For most small production workloads, a 2 GB NVMe VPS is the best balance between price and headroom. On TinyServers nodes in Bucharest (Ryzen 5700G + NVMe), 2 GB gives you enough memory to avoid constant swapping while keeping monthly cost low.
If your current project is outgrowing 1 GB but does not yet justify a larger dedicated setup, this is usually the safest default plan.
Who should start with 2 GB RAM
- WordPress websites with a cache plugin, security plugin, and regular admin activity.
- Small API services (Node, Python, PHP) with 2 to 4 workers.
- App plus database combinations such as Nginx + PHP-FPM + MariaDB.
- Two to four lightweight Docker containers without aggressive memory spikes.
Practical memory budget (realistic, not theoretical)
A common 2 GB stack often looks like this in production:
- Operating system and base services: 250 to 350 MB.
- Nginx + PHP-FPM or app runtime: 300 to 600 MB, depending on traffic.
- Database (MariaDB or PostgreSQL): 250 to 500 MB.
- Cache layer (Redis or OPcache growth): 100 to 250 MB.
- Safety margin for spikes, deployments, cron jobs: 300 to 500 MB.
On a 1 GB plan, this same stack often starts swapping during traffic bursts or plugin updates. On 2 GB, the same workload has room to breathe.
Why 2 GB feels much faster than 1 GB
- Less swap activity means lower latency on admin pages and API responses.
- More cache headroom reduces CPU cycles per request.
- Background tasks (backups, workers, cron) stop competing as aggressively with web traffic.
- Deployments are less risky because package updates and restarts have memory margin.
Reference setup for a 2 GB production VPS
# Example baseline stack
Nginx
PHP-FPM (pm=ondemand or carefully tuned dynamic)
MariaDB (small buffer pool first, then tune)
UFW + fail2ban
Optional: Redis for object cache
Use conservative service limits first, then raise them only when monitoring confirms sustained demand.
Monitoring checklist (weekly)
free -m
vmstat 1 5
top -o %MEM
df -h
iostat -x 1 3
- If memory usage stays above 85 percent for long periods, review worker limits and cache settings.

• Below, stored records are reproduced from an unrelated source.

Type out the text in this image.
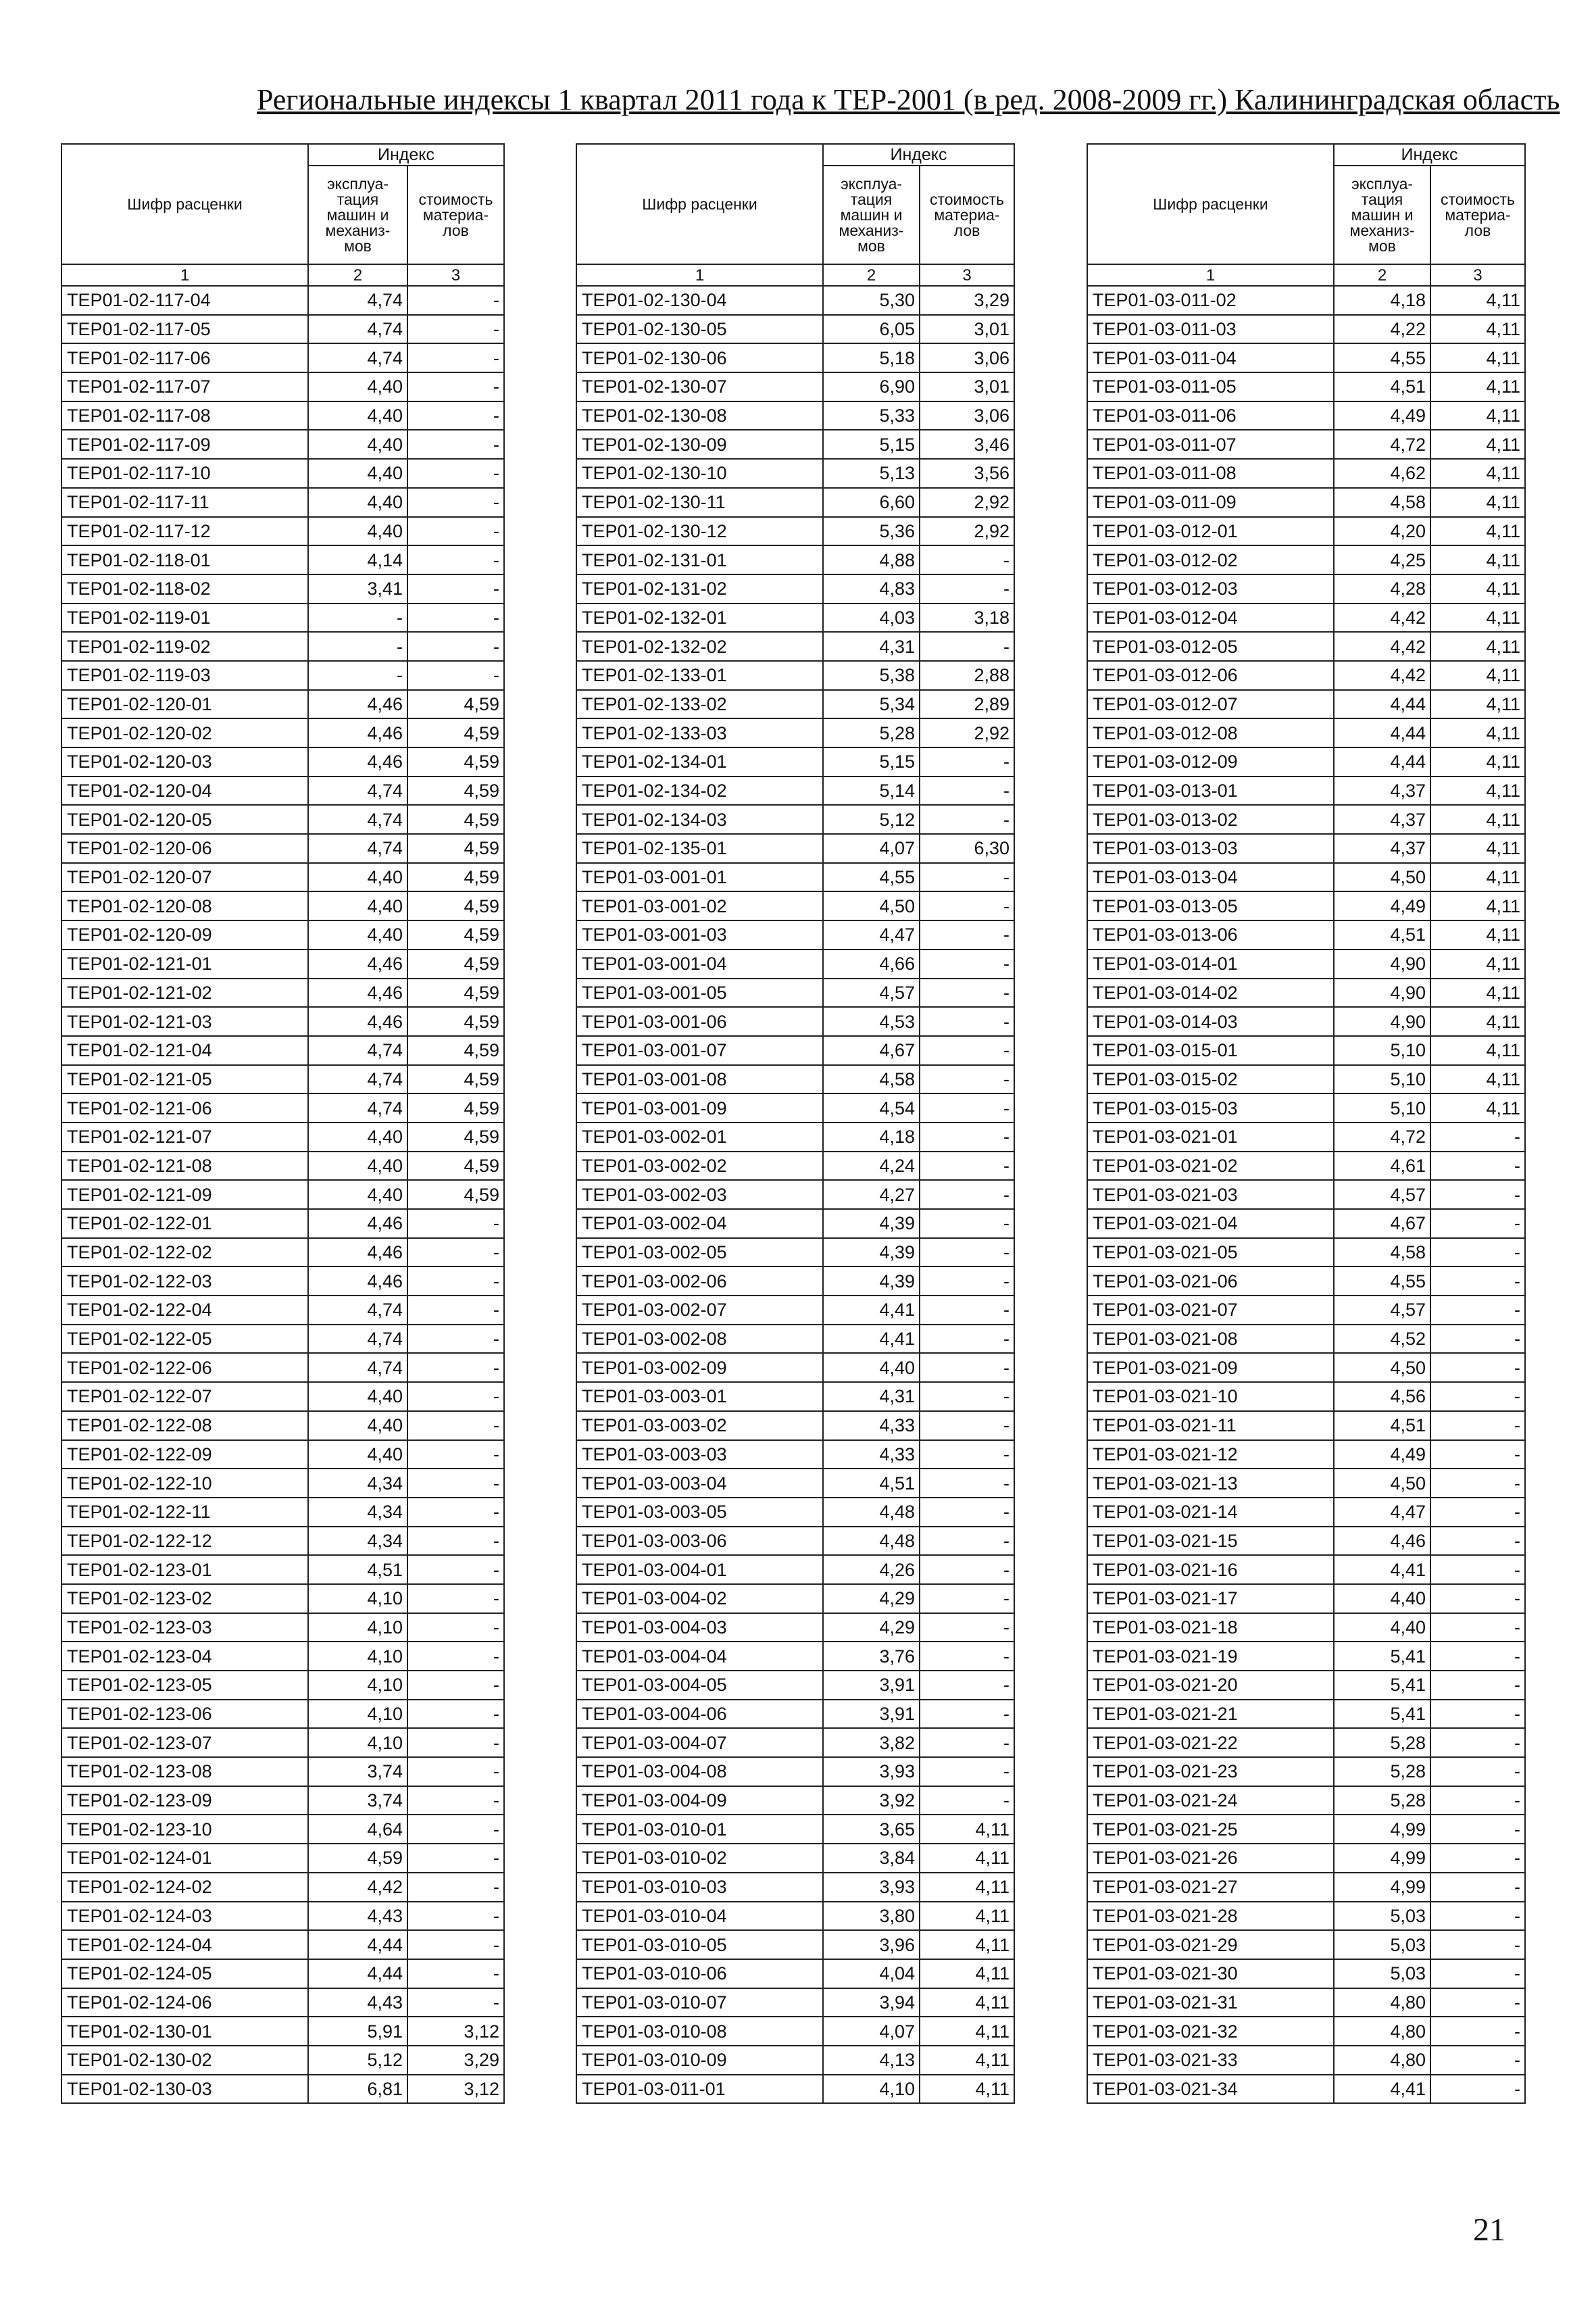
Региональные индексы 1 квартал 2011 года к ТЕР-2001 (в ред. 2008-2009 гг.) Калининградская область
Шифр расценки	Индекс	
	эксплуа-
тация
машин и
механиз-
мов	стоимость
материа-
лов
1	2	3
ТЕР01-02-117-04	4,74	-
ТЕР01-02-117-05	4,74	-
ТЕР01-02-117-06	4,74	-
ТЕР01-02-117-07	4,40	-
ТЕР01-02-117-08	4,40	-
ТЕР01-02-117-09	4,40	-
ТЕР01-02-117-10	4,40	-
ТЕР01-02-117-11	4,40	-
ТЕР01-02-117-12	4,40	-
ТЕР01-02-118-01	4,14	-
ТЕР01-02-118-02	3,41	-
ТЕР01-02-119-01	-	-
ТЕР01-02-119-02	-	-
ТЕР01-02-119-03	-	-
ТЕР01-02-120-01	4,46	4,59
ТЕР01-02-120-02	4,46	4,59
ТЕР01-02-120-03	4,46	4,59
ТЕР01-02-120-04	4,74	4,59
ТЕР01-02-120-05	4,74	4,59
ТЕР01-02-120-06	4,74	4,59
ТЕР01-02-120-07	4,40	4,59
ТЕР01-02-120-08	4,40	4,59
ТЕР01-02-120-09	4,40	4,59
ТЕР01-02-121-01	4,46	4,59
ТЕР01-02-121-02	4,46	4,59
ТЕР01-02-121-03	4,46	4,59
ТЕР01-02-121-04	4,74	4,59
ТЕР01-02-121-05	4,74	4,59
ТЕР01-02-121-06	4,74	4,59
ТЕР01-02-121-07	4,40	4,59
ТЕР01-02-121-08	4,40	4,59
ТЕР01-02-121-09	4,40	4,59
ТЕР01-02-122-01	4,46	-
ТЕР01-02-122-02	4,46	-
ТЕР01-02-122-03	4,46	-
ТЕР01-02-122-04	4,74	-
ТЕР01-02-122-05	4,74	-
ТЕР01-02-122-06	4,74	-
ТЕР01-02-122-07	4,40	-
ТЕР01-02-122-08	4,40	-
ТЕР01-02-122-09	4,40	-
ТЕР01-02-122-10	4,34	-
ТЕР01-02-122-11	4,34	-
ТЕР01-02-122-12	4,34	-
ТЕР01-02-123-01	4,51	-
ТЕР01-02-123-02	4,10	-
ТЕР01-02-123-03	4,10	-
ТЕР01-02-123-04	4,10	-
ТЕР01-02-123-05	4,10	-
ТЕР01-02-123-06	4,10	-
ТЕР01-02-123-07	4,10	-
ТЕР01-02-123-08	3,74	-
ТЕР01-02-123-09	3,74	-
ТЕР01-02-123-10	4,64	-
ТЕР01-02-124-01	4,59	-
ТЕР01-02-124-02	4,42	-
ТЕР01-02-124-03	4,43	-
ТЕР01-02-124-04	4,44	-
ТЕР01-02-124-05	4,44	-
ТЕР01-02-124-06	4,43	-
ТЕР01-02-130-01	5,91	3,12
ТЕР01-02-130-02	5,12	3,29
ТЕР01-02-130-03	6,81	3,12
Шифр расценки	Индекс	
	эксплуа-
тация
машин и
механиз-
мов	стоимость
материа-
лов
1	2	3
ТЕР01-02-130-04	5,30	3,29
ТЕР01-02-130-05	6,05	3,01
ТЕР01-02-130-06	5,18	3,06
ТЕР01-02-130-07	6,90	3,01
ТЕР01-02-130-08	5,33	3,06
ТЕР01-02-130-09	5,15	3,46
ТЕР01-02-130-10	5,13	3,56
ТЕР01-02-130-11	6,60	2,92
ТЕР01-02-130-12	5,36	2,92
ТЕР01-02-131-01	4,88	-
ТЕР01-02-131-02	4,83	-
ТЕР01-02-132-01	4,03	3,18
ТЕР01-02-132-02	4,31	-
ТЕР01-02-133-01	5,38	2,88
ТЕР01-02-133-02	5,34	2,89
ТЕР01-02-133-03	5,28	2,92
ТЕР01-02-134-01	5,15	-
ТЕР01-02-134-02	5,14	-
ТЕР01-02-134-03	5,12	-
ТЕР01-02-135-01	4,07	6,30
ТЕР01-03-001-01	4,55	-
ТЕР01-03-001-02	4,50	-
ТЕР01-03-001-03	4,47	-
ТЕР01-03-001-04	4,66	-
ТЕР01-03-001-05	4,57	-
ТЕР01-03-001-06	4,53	-
ТЕР01-03-001-07	4,67	-
ТЕР01-03-001-08	4,58	-
ТЕР01-03-001-09	4,54	-
ТЕР01-03-002-01	4,18	-
ТЕР01-03-002-02	4,24	-
ТЕР01-03-002-03	4,27	-
ТЕР01-03-002-04	4,39	-
ТЕР01-03-002-05	4,39	-
ТЕР01-03-002-06	4,39	-
ТЕР01-03-002-07	4,41	-
ТЕР01-03-002-08	4,41	-
ТЕР01-03-002-09	4,40	-
ТЕР01-03-003-01	4,31	-
ТЕР01-03-003-02	4,33	-
ТЕР01-03-003-03	4,33	-
ТЕР01-03-003-04	4,51	-
ТЕР01-03-003-05	4,48	-
ТЕР01-03-003-06	4,48	-
ТЕР01-03-004-01	4,26	-
ТЕР01-03-004-02	4,29	-
ТЕР01-03-004-03	4,29	-
ТЕР01-03-004-04	3,76	-
ТЕР01-03-004-05	3,91	-
ТЕР01-03-004-06	3,91	-
ТЕР01-03-004-07	3,82	-
ТЕР01-03-004-08	3,93	-
ТЕР01-03-004-09	3,92	-
ТЕР01-03-010-01	3,65	4,11
ТЕР01-03-010-02	3,84	4,11
ТЕР01-03-010-03	3,93	4,11
ТЕР01-03-010-04	3,80	4,11
ТЕР01-03-010-05	3,96	4,11
ТЕР01-03-010-06	4,04	4,11
ТЕР01-03-010-07	3,94	4,11
ТЕР01-03-010-08	4,07	4,11
ТЕР01-03-010-09	4,13	4,11
ТЕР01-03-011-01	4,10	4,11
Шифр расценки	Индекс	
	эксплуа-
тация
машин и
механиз-
мов	стоимость
материа-
лов
1	2	3
ТЕР01-03-011-02	4,18	4,11
ТЕР01-03-011-03	4,22	4,11
ТЕР01-03-011-04	4,55	4,11
ТЕР01-03-011-05	4,51	4,11
ТЕР01-03-011-06	4,49	4,11
ТЕР01-03-011-07	4,72	4,11
ТЕР01-03-011-08	4,62	4,11
ТЕР01-03-011-09	4,58	4,11
ТЕР01-03-012-01	4,20	4,11
ТЕР01-03-012-02	4,25	4,11
ТЕР01-03-012-03	4,28	4,11
ТЕР01-03-012-04	4,42	4,11
ТЕР01-03-012-05	4,42	4,11
ТЕР01-03-012-06	4,42	4,11
ТЕР01-03-012-07	4,44	4,11
ТЕР01-03-012-08	4,44	4,11
ТЕР01-03-012-09	4,44	4,11
ТЕР01-03-013-01	4,37	4,11
ТЕР01-03-013-02	4,37	4,11
ТЕР01-03-013-03	4,37	4,11
ТЕР01-03-013-04	4,50	4,11
ТЕР01-03-013-05	4,49	4,11
ТЕР01-03-013-06	4,51	4,11
ТЕР01-03-014-01	4,90	4,11
ТЕР01-03-014-02	4,90	4,11
ТЕР01-03-014-03	4,90	4,11
ТЕР01-03-015-01	5,10	4,11
ТЕР01-03-015-02	5,10	4,11
ТЕР01-03-015-03	5,10	4,11
ТЕР01-03-021-01	4,72	-
ТЕР01-03-021-02	4,61	-
ТЕР01-03-021-03	4,57	-
ТЕР01-03-021-04	4,67	-
ТЕР01-03-021-05	4,58	-
ТЕР01-03-021-06	4,55	-
ТЕР01-03-021-07	4,57	-
ТЕР01-03-021-08	4,52	-
ТЕР01-03-021-09	4,50	-
ТЕР01-03-021-10	4,56	-
ТЕР01-03-021-11	4,51	-
ТЕР01-03-021-12	4,49	-
ТЕР01-03-021-13	4,50	-
ТЕР01-03-021-14	4,47	-
ТЕР01-03-021-15	4,46	-
ТЕР01-03-021-16	4,41	-
ТЕР01-03-021-17	4,40	-
ТЕР01-03-021-18	4,40	-
ТЕР01-03-021-19	5,41	-
ТЕР01-03-021-20	5,41	-
ТЕР01-03-021-21	5,41	-
ТЕР01-03-021-22	5,28	-
ТЕР01-03-021-23	5,28	-
ТЕР01-03-021-24	5,28	-
ТЕР01-03-021-25	4,99	-
ТЕР01-03-021-26	4,99	-
ТЕР01-03-021-27	4,99	-
ТЕР01-03-021-28	5,03	-
ТЕР01-03-021-29	5,03	-
ТЕР01-03-021-30	5,03	-
ТЕР01-03-021-31	4,80	-
ТЕР01-03-021-32	4,80	-
ТЕР01-03-021-33	4,80	-
ТЕР01-03-021-34	4,41	-
21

- If swap grows during normal load, tune or upgrade before performance degrades.
- If queue jobs are delayed, evaluate CPU contention and move to a higher vCPU plan.
When to upgrade from 2 GB to 4 GB
- RAM remains above 85 to 90 percent after optimization.
- You run WooCommerce or multiple WordPress plugins with heavy admin usage.
- You host multiple containers with scheduled jobs and concurrent requests.
- You need smoother behavior during traffic peaks, imports, and backups.
Recommended TinyServers plans
- 2 GB RAM NVMe VPS (TSM2NVME20) – best default for small production workloads.
- 4 GB RAM NVMe VPS (TSV2NVME40) – more memory with balanced CPU.
- 4 GB RAM NVMe VPS (TSM4NVME40) – extra CPU headroom for concurrency.
- All NVMe VPS plans.
Related reading
Quick FAQ
Is 2 GB enough for WordPress in production?
Yes, for many small and medium sites, especially with caching and reasonable plugin discipline.
Can I run Docker on 2 GB?
Yes, if containers are lightweight and memory limits are configured. Unbounded containers can still exhaust RAM.
Should I upgrade to 4 GB now or later?
Start with 2 GB if usage is moderate. Upgrade when monitoring shows sustained memory pressure or queue lag.
Data-driven sizing examples
| Workload | Typical traffic profile | 2 GB fit | Upgrade trigger |
|---|---|---|---|
| WordPress company site | Low to moderate, daytime peaks | Very good | Plugin-heavy pages and frequent editor usage |
| Small SaaS API | Steady requests with background jobs | Good | Queue growth and worker contention |
| Docker micro stack | 2 to 4 small services | Good with limits | OOM kills or sustained swap growth |
Pre-upgrade checklist (before moving to 4 GB)
- Cap worker counts and verify memory profile over 7 days.
- Enable object cache and verify hit ratio improvement.
- Review slow queries and remove unused plugins or modules.
- Measure peak-hour latency before and after tuning.
If these optimizations do not reduce memory pressure, a 4 GB upgrade is justified and usually delivers immediate stability gains.